Urban Farmers PH was established in 2021 with the aim of converting underutilized public spaces into thriving urban farms. It has several ongoing projects, including urban farms in Taguig and Makati cities. It is also a grand prize winner of the Copenhagen Business School’s ImpaktWISE Awards, which recognizes organizations that offer solutions to social, environmental, and economic challenges.

“We’re really happy and excited to be connecting with companies like San Miguel. The pandemic showed us that we need to have growing vegetables in idle lands in the city. We hope this project inspires SMC employees and other companies to get into agriculture because this is the future of our food,” says Louie Gutierrez, Urban Farmers PH founder and farmer-in-chief.

San Miguel’s’s Backyard Bukid follows a harvest cycle of 20 to 35 days. Once the produce is harvested, it is distributed among members who then sell it to employees.

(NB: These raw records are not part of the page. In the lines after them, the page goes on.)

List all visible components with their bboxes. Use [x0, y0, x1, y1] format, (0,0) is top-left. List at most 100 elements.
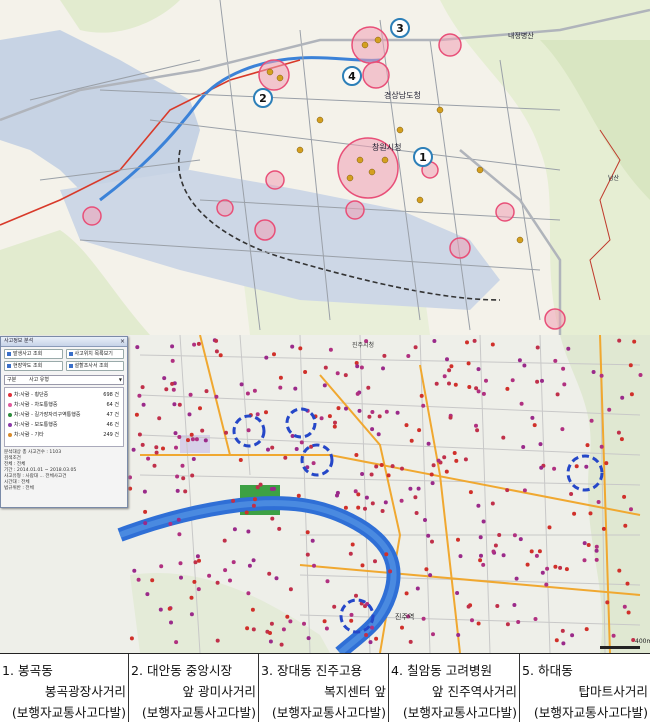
panel-title: 사고정보 분석 × — [1, 337, 127, 347]
legend-dot-icon — [8, 393, 12, 397]
list-item[interactable]: 차:사람 - 보도통행중 46 건 — [5, 420, 123, 430]
accident-dot — [539, 465, 544, 470]
accident-dot — [430, 481, 435, 486]
accident-dot — [584, 627, 589, 632]
accident-dot — [288, 619, 293, 624]
accident-dot — [436, 458, 441, 463]
accident-dot — [455, 591, 460, 595]
accident-dot — [383, 500, 388, 505]
accident-dot — [188, 392, 193, 397]
accident-dot — [363, 506, 367, 511]
accident-dot — [332, 424, 337, 429]
accident-dot — [519, 401, 524, 406]
accident-dot — [408, 486, 413, 491]
report-button[interactable]: 설할조사서 조회 — [65, 361, 124, 371]
accident-dot — [453, 382, 458, 387]
accident-dot — [332, 604, 337, 609]
accident-dot — [255, 485, 260, 490]
list-item[interactable]: 차:사람 - 길가장자리구역통행중 47 건 — [5, 410, 123, 420]
accident-dot — [349, 618, 354, 623]
accident-dot — [172, 402, 177, 407]
category-select[interactable]: 구분 사고 유형 ▼ — [4, 375, 124, 385]
accident-dot — [426, 533, 431, 538]
accident-dot — [359, 365, 364, 370]
accident-dot — [200, 428, 205, 433]
accident-dot — [530, 415, 535, 420]
marker-3[interactable]: 3 — [390, 18, 410, 38]
accident-dot — [628, 363, 633, 368]
accident-dot — [447, 381, 451, 386]
accident-dot — [290, 344, 295, 349]
accident-dot — [553, 358, 558, 363]
accident-dot — [505, 386, 510, 391]
accident-dot — [445, 357, 449, 362]
accident-dot — [177, 402, 182, 407]
marker-2[interactable]: 2 — [253, 88, 273, 108]
accident-dot — [625, 581, 630, 586]
accident-dot — [306, 636, 311, 641]
accident-dot — [294, 447, 299, 451]
accident-dot — [328, 347, 333, 352]
accident-dot — [510, 378, 515, 383]
accident-dot — [152, 463, 157, 468]
accident-dot — [414, 511, 419, 515]
accident-dot — [430, 539, 434, 544]
accident-dot — [585, 443, 590, 448]
legend-dot-icon — [8, 423, 12, 427]
accident-dot — [170, 358, 175, 363]
accident-dot — [245, 391, 250, 396]
accident-dot — [491, 549, 496, 554]
accident-dot — [164, 387, 169, 392]
accident-dot — [386, 473, 391, 478]
document-icon — [68, 363, 73, 368]
accident-dot — [413, 495, 418, 500]
accident-dot — [421, 616, 426, 621]
accident-dot — [370, 501, 375, 506]
accident-dot — [484, 378, 488, 383]
accident-dot — [379, 463, 384, 467]
close-icon[interactable]: × — [120, 337, 125, 346]
accident-dot — [305, 552, 310, 557]
accident-dot — [501, 435, 506, 440]
accident-dot — [189, 595, 194, 600]
accident-dot — [584, 464, 589, 469]
map-label-jinju-hall: 진주시청 — [352, 341, 374, 349]
accident-dot — [594, 548, 599, 553]
accident-dot — [599, 444, 604, 449]
accident-dot — [416, 486, 421, 491]
accident-dot — [150, 578, 155, 583]
accident-dot — [223, 568, 228, 573]
accident-dot — [343, 373, 348, 378]
site-map-button[interactable]: 현장약도 조회 — [4, 361, 63, 371]
list-item[interactable]: 차:사람 - 횡단중 698 건 — [5, 390, 123, 400]
accident-dot — [601, 526, 606, 531]
caption-5: 5. 하대동 탑마트사거리 (보행자교통사고다발) — [519, 654, 650, 722]
accident-dot — [570, 633, 575, 638]
accident-dot — [370, 410, 375, 414]
accident-dot — [179, 575, 183, 580]
accident-search-button[interactable]: 발생사고 조회 — [4, 349, 63, 359]
top-map[interactable]: 창원시청 경상남도청 내정병산 남산 1 2 3 4 — [0, 0, 650, 335]
accident-dot — [384, 552, 389, 557]
accident-analysis-panel[interactable]: 사고정보 분석 × 발생사고 조회 사고위치 목록보기 현장약도 조회 설할조사… — [0, 336, 128, 508]
list-item[interactable]: 차:사람 - 기타 249 건 — [5, 430, 123, 440]
accident-dot — [505, 622, 510, 627]
accident-dot — [415, 586, 420, 591]
marker-4[interactable]: 4 — [342, 66, 362, 86]
accident-dot — [171, 387, 176, 392]
accident-dot — [354, 593, 358, 598]
marker-1[interactable]: 1 — [413, 147, 433, 167]
chevron-down-icon[interactable]: ▼ — [119, 376, 122, 384]
accident-dot — [413, 345, 418, 350]
accident-dot — [140, 442, 145, 447]
accident-dot — [186, 438, 190, 443]
map-icon — [7, 363, 11, 368]
accident-dot — [324, 626, 329, 631]
accident-dot — [353, 489, 358, 494]
accident-dot — [454, 458, 459, 463]
accident-dot — [476, 621, 481, 626]
location-list-button[interactable]: 사고위치 목록보기 — [65, 349, 124, 359]
list-item[interactable]: 차:사람 - 차도통행중 64 건 — [5, 400, 123, 410]
accident-dot — [421, 403, 426, 408]
accident-dot — [325, 579, 330, 584]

Some of the harvest is also bought by San Miguel and donated to its Better World Tondo community center for its daily feeding program. The company has plans to buy the vegetables for the office canteen.

Support staff involved in the project dedicate an hour every morning and afternoon to tend to the farm. They attend weekly plant care sessions with Urban Farmers PH.

As one of the biggest and most diversified conglomerates in the country, San Miguel has launched several initiatives that aim to promote agriculture and assist local farmers.

In July 2020, the company opened Better World Diliman, a community center that serves as a ready market for excess produce from all over Luzon. To date, Better World Diliman has rescued over 950,000 kilograms of produce and helped some 4,500 farmers—and in the process, helped reduce food waste from local farms.